I nodded emphatically, turning away and bracing myself for the last few feet between me and snow covered grass. He took my arm again and guided the way. We stood in line for hot chocolate and cookies, but I no longer had the urge. My eyes strayed toward Aria’s direction every couple of minutes, following the spot of lavender across the pond. I memorized her one more time, her muscles and limbs moving without restraint. When she was lifted into the air, the hem of her jeans rode up, revealing new rainbow socks. I laughed, silently wishing I could go back to being invisible. I could watch her all day. Lux handed me a mug of hot chocolate – cider for him – and placed his free hand back on my cheek, melting the snow on my face. I smiled at him, taking a bite of the cookie already in my grasp.
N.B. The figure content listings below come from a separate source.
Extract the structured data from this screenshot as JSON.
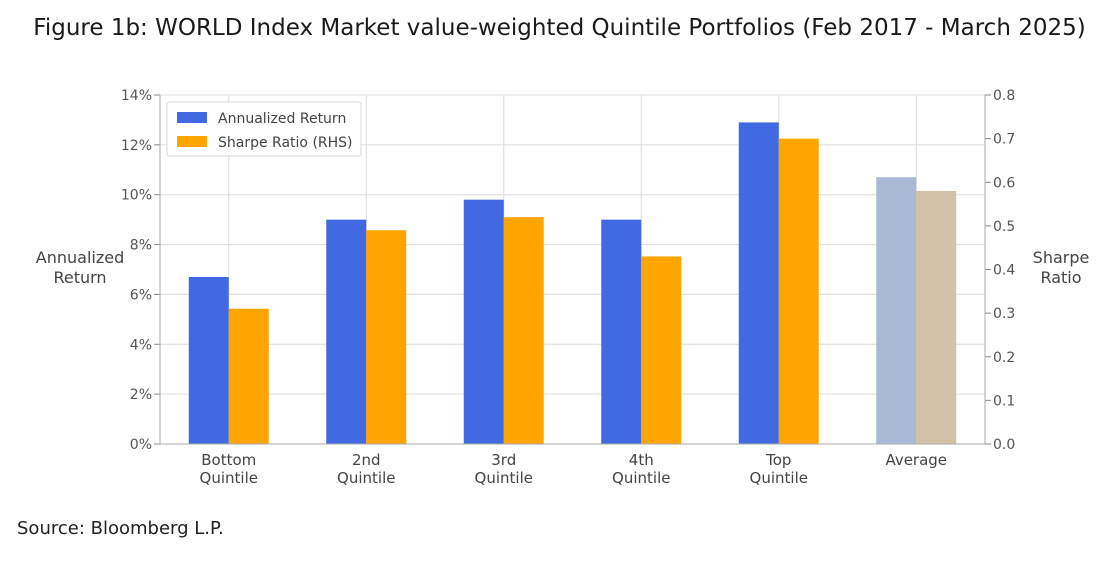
{
  "title": "Figure 1b: WORLD Index Market value-weighted Quintile Portfolios (Feb 2017 - March 2025)",
  "source": "Source: Bloomberg L.P.",
  "chart_data": {
    "type": "bar",
    "categories": [
      [
        "Bottom",
        "Quintile"
      ],
      [
        "2nd",
        "Quintile"
      ],
      [
        "3rd",
        "Quintile"
      ],
      [
        "4th",
        "Quintile"
      ],
      [
        "Top",
        "Quintile"
      ],
      [
        "Average"
      ]
    ],
    "series": [
      {
        "name": "Annualized Return",
        "axis": "left",
        "color": "#4169e1",
        "values": [
          6.7,
          9.0,
          9.8,
          9.0,
          12.9,
          10.7
        ]
      },
      {
        "name": "Sharpe Ratio (RHS)",
        "axis": "right",
        "color": "#ffa500",
        "values": [
          0.31,
          0.49,
          0.52,
          0.43,
          0.7,
          0.58
        ]
      }
    ],
    "highlight_colors": {
      "Average": [
        "#a9b8d4",
        "#d2c1a6"
      ]
    },
    "ylabel_left": [
      "Annualized",
      "Return"
    ],
    "ylabel_right": [
      "Sharpe",
      "Ratio"
    ],
    "ylim_left": [
      0,
      14
    ],
    "yticks_left": [
      "0%",
      "2%",
      "4%",
      "6%",
      "8%",
      "10%",
      "12%",
      "14%"
    ],
    "ylim_right": [
      0,
      0.8
    ],
    "yticks_right": [
      "0.0",
      "0.1",
      "0.2",
      "0.3",
      "0.4",
      "0.5",
      "0.6",
      "0.7",
      "0.8"
    ],
    "grid": true,
    "legend_position": "top-left"
  }
}
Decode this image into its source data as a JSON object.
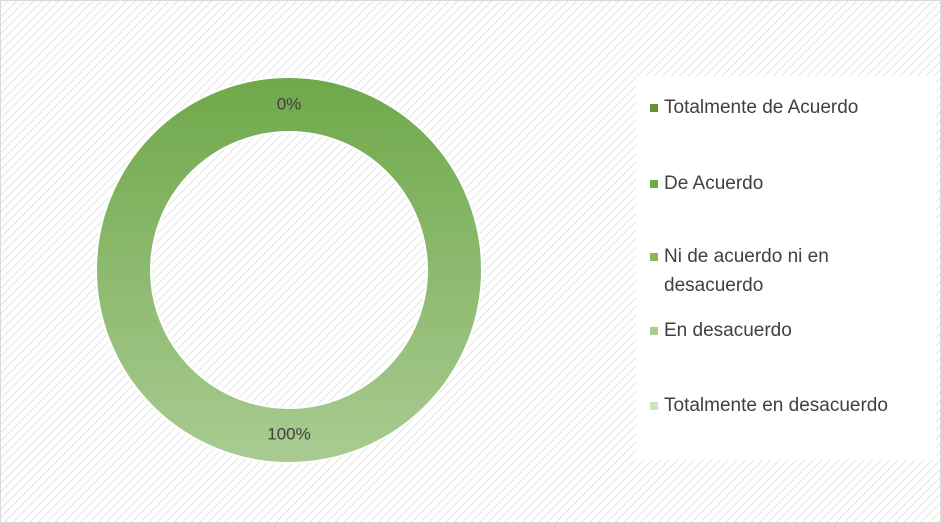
{
  "chart_data": {
    "type": "donut",
    "categories": [
      "Totalmente de Acuerdo",
      "De Acuerdo",
      "Ni de acuerdo ni en desacuerdo",
      "En desacuerdo",
      "Totalmente en desacuerdo"
    ],
    "values": [
      0,
      100,
      null,
      null,
      null
    ],
    "value_labels": [
      "0%",
      "100%",
      null,
      null,
      null
    ],
    "colors": [
      "#5e9438",
      "#6fa84a",
      "#82ba5e",
      "#a9cd93",
      "#cbe3bb"
    ],
    "legend": "right"
  }
}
“Thank you,” I told him in sincerity, swallowing down the treat. He shrugged in the most Lux way possible, the remnants of cider now on his lips. I licked my own, trying to ignore the temptation. He was off limits now. I looped my arm through his once again and led the way back to the hospital grounds. A walk would do us both some good. Nevertheless, the warmth and joy from Aria’s laugh echoed in between us, melting away the cold of the evening. Some things were worth waiting for, worth sacrificing for. My cup toasted his as our steps found their synchronicity. “Merry Christmas, Lux.”